|Volume 1: No. 11|
Ron Gershon (email@example.com) tells me that Matsushita owns Panasonic Technologies (a U.S. company), and that Richard Lipton is the contact person in both sets of ads. It seems that there is only one lab, ITL in Princeton, NJ.
Mark Weiser (firstname.lastname@example.org) forwarded a message from Hector Garcia-Molina. Hector, Rafael Alonso, Kai Li, and Richard Lipton have taken leave from Princeton University to start the computer-science research lab. It will eventually have about 40 people, half with doctorates. The university and CS department are supportive, and ITL hopes to initiate joint projects. Early plans were to have one initial project in hardware architecture, another in databases and distributed computing. Open publication is planned.

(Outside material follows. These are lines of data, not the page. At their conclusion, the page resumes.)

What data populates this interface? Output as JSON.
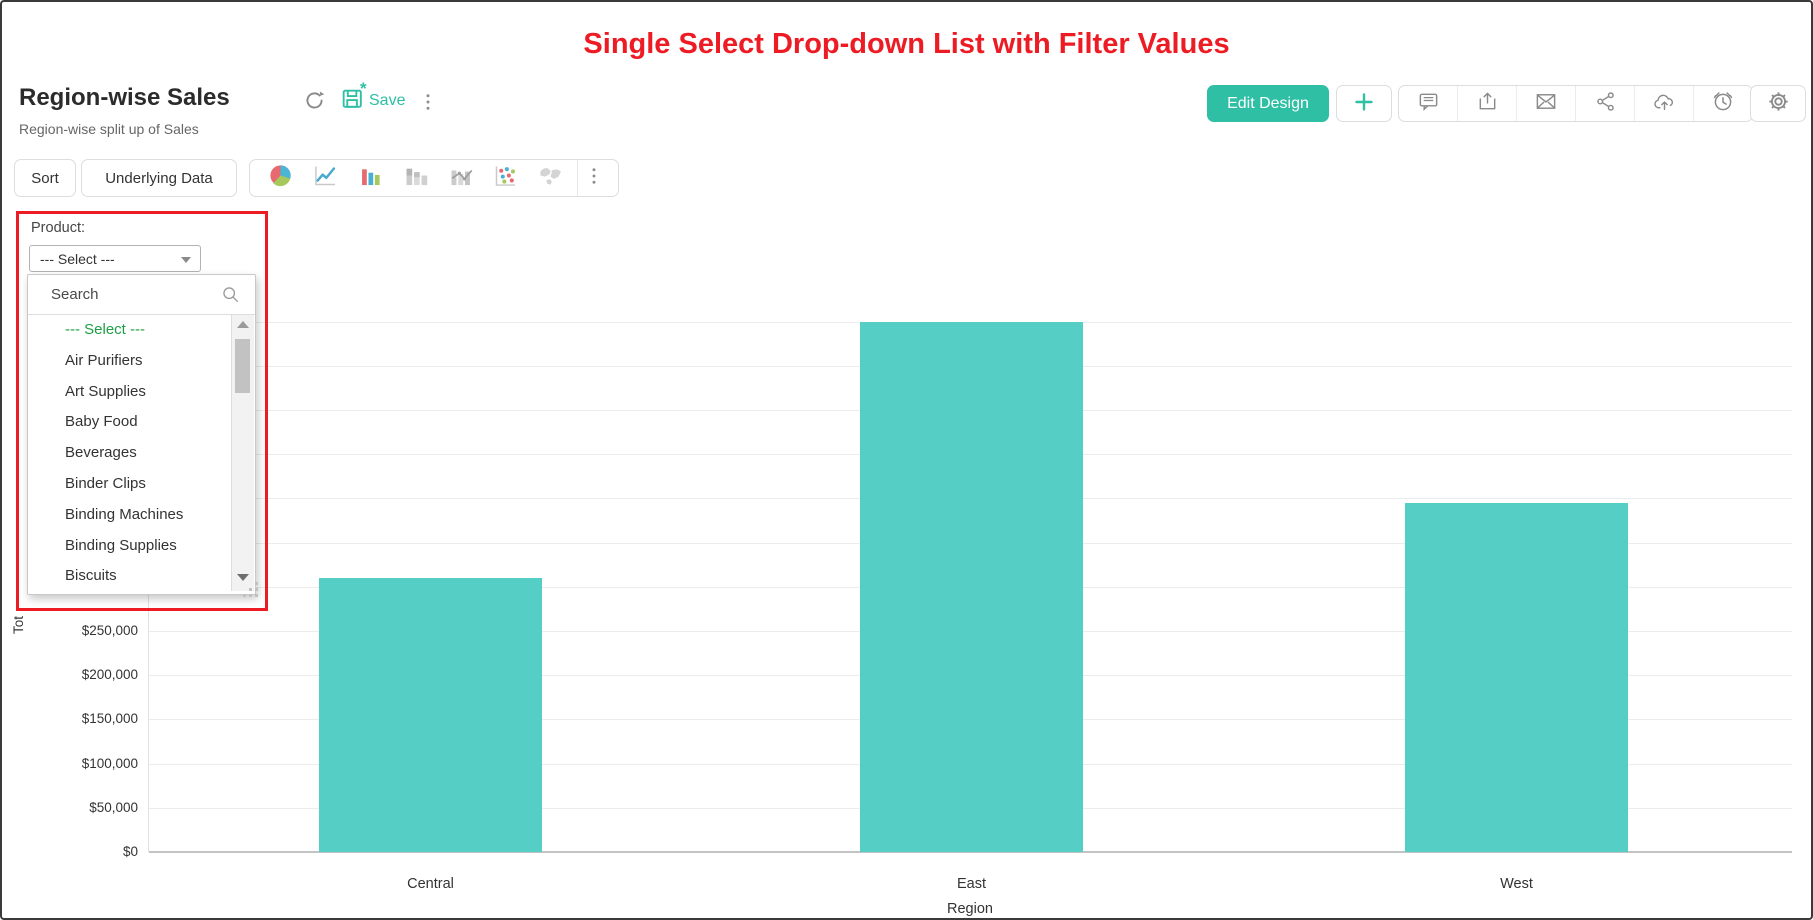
{
  "page_title": "Single Select Drop-down List with Filter Values",
  "header": {
    "title": "Region-wise Sales",
    "subtitle": "Region-wise split up of Sales",
    "save_label": "Save",
    "edit_design_label": "Edit Design",
    "action_icons": [
      "comment-icon",
      "export-icon",
      "mail-icon",
      "share-icon",
      "cloud-upload-icon",
      "alarm-icon"
    ]
  },
  "toolbar": {
    "sort_label": "Sort",
    "underlying_data_label": "Underlying Data",
    "chart_icons": [
      "pie-chart-icon",
      "line-chart-icon",
      "bar-chart-icon",
      "stacked-bar-chart-icon",
      "combo-chart-icon",
      "scatter-chart-icon",
      "map-chart-icon"
    ]
  },
  "filter": {
    "label": "Product:",
    "selected_value": "--- Select ---",
    "search_placeholder": "Search",
    "options": [
      "--- Select ---",
      "Air Purifiers",
      "Art Supplies",
      "Baby Food",
      "Beverages",
      "Binder Clips",
      "Binding Machines",
      "Binding Supplies",
      "Biscuits"
    ]
  },
  "colors": {
    "annotation_red": "#ed1c24",
    "accent_teal": "#2ebfa4",
    "bar_teal": "#55cec5",
    "selected_option_green": "#1f9e46"
  },
  "chart_data": {
    "type": "bar",
    "categories": [
      "Central",
      "East",
      "West"
    ],
    "values": [
      310000,
      600000,
      395000
    ],
    "xlabel": "Region",
    "ylabel_visible": "Tot",
    "yticks": [
      {
        "label": "$0",
        "value": 0
      },
      {
        "label": "$50,000",
        "value": 50000
      },
      {
        "label": "$100,000",
        "value": 100000
      },
      {
        "label": "$150,000",
        "value": 150000
      },
      {
        "label": "$200,000",
        "value": 200000
      },
      {
        "label": "$250,000",
        "value": 250000
      }
    ],
    "ylim": [
      0,
      620000
    ],
    "gridline_step": 50000,
    "gridline_max": 600000,
    "grid": true,
    "legend": "none",
    "bar_color": "#55cec5"
  }
}
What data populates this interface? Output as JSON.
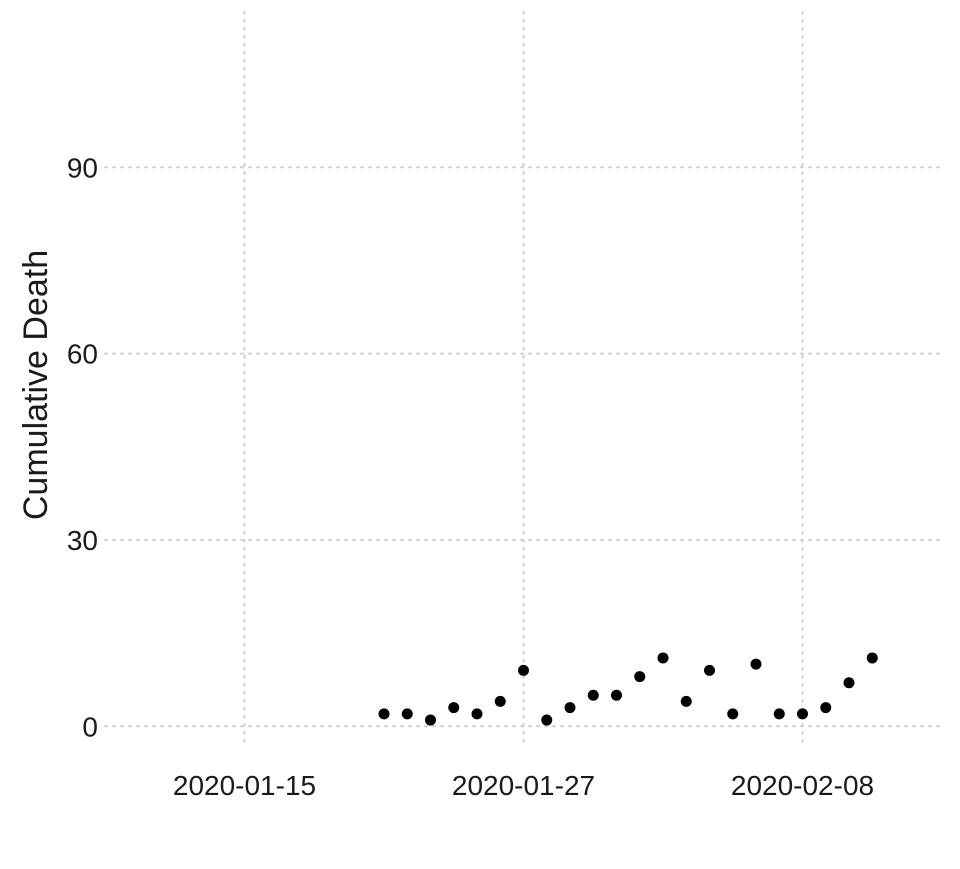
{
  "chart_data": {
    "type": "scatter",
    "title": "",
    "xlabel": "",
    "ylabel": "Cumulative Death",
    "x_axis_type": "date",
    "xlim": [
      "2020-01-09",
      "2020-02-14"
    ],
    "ylim": [
      -3.5,
      115
    ],
    "x_ticks": [
      "2020-01-15",
      "2020-01-27",
      "2020-02-08"
    ],
    "y_ticks": [
      0,
      30,
      60,
      90
    ],
    "grid": "major, dotted",
    "legend": "none",
    "point_color": "#000000",
    "points": [
      {
        "x": "2020-01-21",
        "y": 2
      },
      {
        "x": "2020-01-22",
        "y": 2
      },
      {
        "x": "2020-01-23",
        "y": 1
      },
      {
        "x": "2020-01-24",
        "y": 3
      },
      {
        "x": "2020-01-25",
        "y": 2
      },
      {
        "x": "2020-01-26",
        "y": 4
      },
      {
        "x": "2020-01-27",
        "y": 9
      },
      {
        "x": "2020-01-28",
        "y": 1
      },
      {
        "x": "2020-01-29",
        "y": 3
      },
      {
        "x": "2020-01-30",
        "y": 5
      },
      {
        "x": "2020-01-31",
        "y": 5
      },
      {
        "x": "2020-02-01",
        "y": 8
      },
      {
        "x": "2020-02-02",
        "y": 11
      },
      {
        "x": "2020-02-03",
        "y": 4
      },
      {
        "x": "2020-02-04",
        "y": 9
      },
      {
        "x": "2020-02-05",
        "y": 2
      },
      {
        "x": "2020-02-06",
        "y": 10
      },
      {
        "x": "2020-02-07",
        "y": 2
      },
      {
        "x": "2020-02-08",
        "y": 2
      },
      {
        "x": "2020-02-09",
        "y": 3
      },
      {
        "x": "2020-02-10",
        "y": 7
      },
      {
        "x": "2020-02-11",
        "y": 11
      }
    ]
  }
}
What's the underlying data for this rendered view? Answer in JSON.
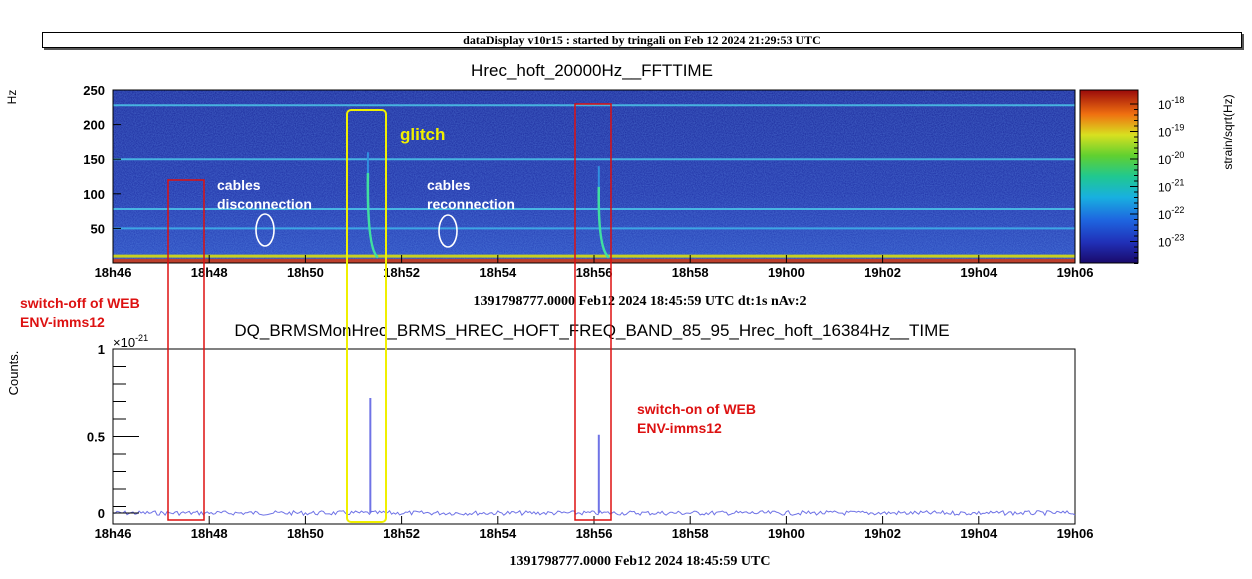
{
  "header": {
    "text": "dataDisplay v10r15 : started by tringali on Feb 12 2024 21:29:53 UTC"
  },
  "chart_data": [
    {
      "type": "heatmap",
      "title": "Hrec_hoft_20000Hz__FFTTIME",
      "ylabel": "Hz",
      "xlabel": "1391798777.0000 Feb12 2024 18:45:59 UTC dt:1s nAv:2",
      "x_tick_labels": [
        "18h46",
        "18h48",
        "18h50",
        "18h52",
        "18h54",
        "18h56",
        "18h58",
        "19h00",
        "19h02",
        "19h04",
        "19h06"
      ],
      "y_tick_labels": [
        "250",
        "200",
        "150",
        "100",
        "50"
      ],
      "ylim": [
        0,
        250
      ],
      "colorbar": {
        "label": "strain/sqrt(Hz)",
        "scale": "log",
        "tick_labels": [
          {
            "base": "10",
            "exp": "-18"
          },
          {
            "base": "10",
            "exp": "-19"
          },
          {
            "base": "10",
            "exp": "-20"
          },
          {
            "base": "10",
            "exp": "-21"
          },
          {
            "base": "10",
            "exp": "-22"
          },
          {
            "base": "10",
            "exp": "-23"
          }
        ]
      },
      "lines_hz": [
        10,
        50,
        78,
        150,
        228
      ],
      "transients": [
        {
          "time": "18h51.3",
          "extent_hz": 130
        },
        {
          "time": "18h56.1",
          "extent_hz": 110
        }
      ],
      "annotations": {
        "cables_disconnection": [
          "cables",
          "disconnection"
        ],
        "cables_reconnection": [
          "cables",
          "reconnection"
        ],
        "glitch": "glitch"
      }
    },
    {
      "type": "line",
      "title": "DQ_BRMSMonHrec_BRMS_HREC_HOFT_FREQ_BAND_85_95_Hrec_hoft_16384Hz__TIME",
      "ylabel": "Counts.",
      "xlabel": "1391798777.0000 Feb12 2024 18:45:59 UTC",
      "y_multiplier": {
        "base": "×10",
        "exp": "-21"
      },
      "x_tick_labels": [
        "18h46",
        "18h48",
        "18h50",
        "18h52",
        "18h54",
        "18h56",
        "18h58",
        "19h00",
        "19h02",
        "19h04",
        "19h06"
      ],
      "y_tick_labels": [
        "1",
        "0.5",
        "0"
      ],
      "xlim_min": [
        0,
        20
      ],
      "ylim": [
        0,
        1
      ],
      "baseline": 0.05,
      "spikes": [
        {
          "x_min": 5.35,
          "y": 0.72
        },
        {
          "x_min": 10.1,
          "y": 0.51
        }
      ],
      "color": "#6f73e6"
    }
  ],
  "overlays": {
    "switch_off": [
      "switch-off of WEB",
      "ENV-imms12"
    ],
    "switch_on": [
      "switch-on of WEB",
      "ENV-imms12"
    ],
    "colors": {
      "red": "#dd1111",
      "yellow": "#f0f000"
    }
  }
}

Mark sees a strong parallel with the Xerox PARC labs. Lab managers ("area managers") are autonomous and can shift direction radically, spend money, get grants, hire, etc., without prior approval. A lab is 30-70 people (Mark's is about 50). The new Japanese-funded labs are all smaller, around 20-30 final size, so perhaps autonomy and lack of defined projects is not unusual.
The Japanese have always mined information and technology whenever they could, and they have paid for research by U.S. consulting firms such as SRI. (Often they have the same research done at multiple sites, here and in Japan, to increase the chance of success.) They've now discovered that top scientists are cheaper as employees than as consultants, and have found a way (other than enrolling students) to link with our universities. If they get some patents from this, it is their legitimate due for supporting U.S. researchers.
If there is a problem, it seems to be entirely with the failure of U.S. industry to support similar labs. Our government can't force U.S. industry to be competitive, and industry sees research as a cost rather than a profit center. Why should they support basic research if they can get a better return from investments, then license basic technology from the Japanese?
I'm afraid that much of our problem is optimism. Each company believes that its industry will survive (through protective legislation if necessary), and each believes that it can do as well as its U.S. competitors. Most of our high-tech companies are not aggressive in foreign markets -- partly because of U.S. bans on technology export -- and most are not sufficiently wary of foreign companies taking over the U.S. market.
There is also a personal optimism. Executives from finance and marketing (or from MBA programs) are trained to run any company. If one high-tech company were to fail, or even an industry, the executives would find work elsewhere. There is little personal incentive to ensure the long-term future of a company, whereas there is great pressure to build a good resume (and personal fortune) through short-term maximization.
The good news is that small business is alive and well. Most entrepreneurs have a long-term outlook, identifying strongly with their businesses. The bad news is that entrepreneurs seldom have the capital to hire scientists or to compete in high-tech markets. Perhaps the lesson is that we must work for the Japanese or work for ourselves.